Home News Local News Dr. ‘Dan’ Damianos, owner, founder of Pindar Vineyards, passes away

Dr. ‘Dan’ Damianos, owner, founder of Pindar Vineyards, passes away

SoutholdLOCAL photo by Lynn Spinnato for Pindar Vineyards.

A giant in the North Fork wine industry has passed away.

A staffer at Pindar Winery in Peconic confirmed Tuesday morning, Dr. Herodotus “Dan” Damianos, 82, died on Monday night.

“He was a wonderful man,” she said.

Kathryn Krejci, Pindar CEO, agreed. She began working with Damianos over 40 years ago, in 1973, when he owned a nursing home in Port Jefferson station.

“We’re all reeling,” she said. “It’s the end of an era. Old-world style gentlemen like him just don’t exist anymore. He was one of a kind.”

Damianos, she said, never used foul language and always treated women with respect. And family, Krejci said, always came first. “He loved his family,” she said. “He was with his wife Barbara for just about 50 years. They have five kids and four grandchildren. He had a wonderful family. This is a very sad day.”
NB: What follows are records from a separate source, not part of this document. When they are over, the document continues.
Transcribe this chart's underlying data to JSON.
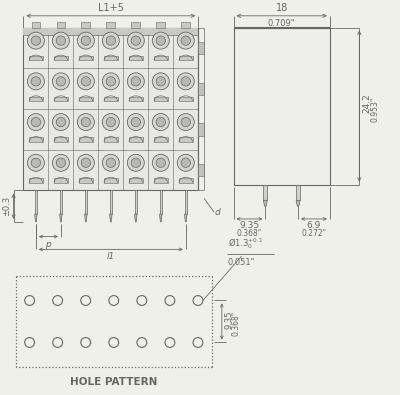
{
  "bg_color": "#f0f0eb",
  "line_color": "#666666",
  "body_fill": "#e8e8e4",
  "dim_top_label": "L1+5",
  "dim_top_label2": "18",
  "dim_top_label2b": "0.709\"",
  "dim_right_label": "24.2",
  "dim_right_label2": "0.953\"",
  "dim_bottom_left": "9.35",
  "dim_bottom_left2": "0.368\"",
  "dim_bottom_right": "6.9",
  "dim_bottom_right2": "0.272\"",
  "dim_left_label": "±0.3",
  "hole_label": "Ø1.3",
  "hole_label2": "0.051\"",
  "hole_pattern_label": "HOLE PATTERN",
  "dim_p": "p",
  "dim_l1": "l1",
  "dim_d": "d",
  "hole_dim": "9.35",
  "hole_dim2": "0.368\""
}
Born on Oct. 17, 1931, Damianos would have been 83 this year. “We were hoping he’d make his birthday,” Krejci said.

While Damianos has enjoyed good health for most of his life, he was diagnosed with pulmonary fibrosis, and that’s what he succombed to Monday night, at home, with his beloved wife by his side. “He was just a lovely man,” she said. “People like him are so rare.”

According to the Pindar website, Damianos, a forefather of the North Fork and Long Island wine industry, was born in New York City’s Hell’s Kitchen, far from the bucolic North Fork.

“A tree may have been growing in Brooklyn, but it wasn’t on 41st Street,” he said, on the site.

In 1966, Dr. Dan, as he was known, an internist, moved to Stony Brook, where found grape vines on he property, the site said — and a legacy was born.

He purchased farmland in Peconic in 1970 and, in 1980, began planting his vines; the first wines were introduced in 1982, the site said.

 “I love medicine,” he said in his biography on the site.  “But I also wanted to do something creative.” 

For some time, Damianos continued as a physician, working on the vineyard in his free time. But by 1988, Pindar wines were served at President George W. Bush’s inauguration; he opened Duck Walk Vineyards on the South Fork by 1994, his bio stated.

Funeral arrangements were not yet available.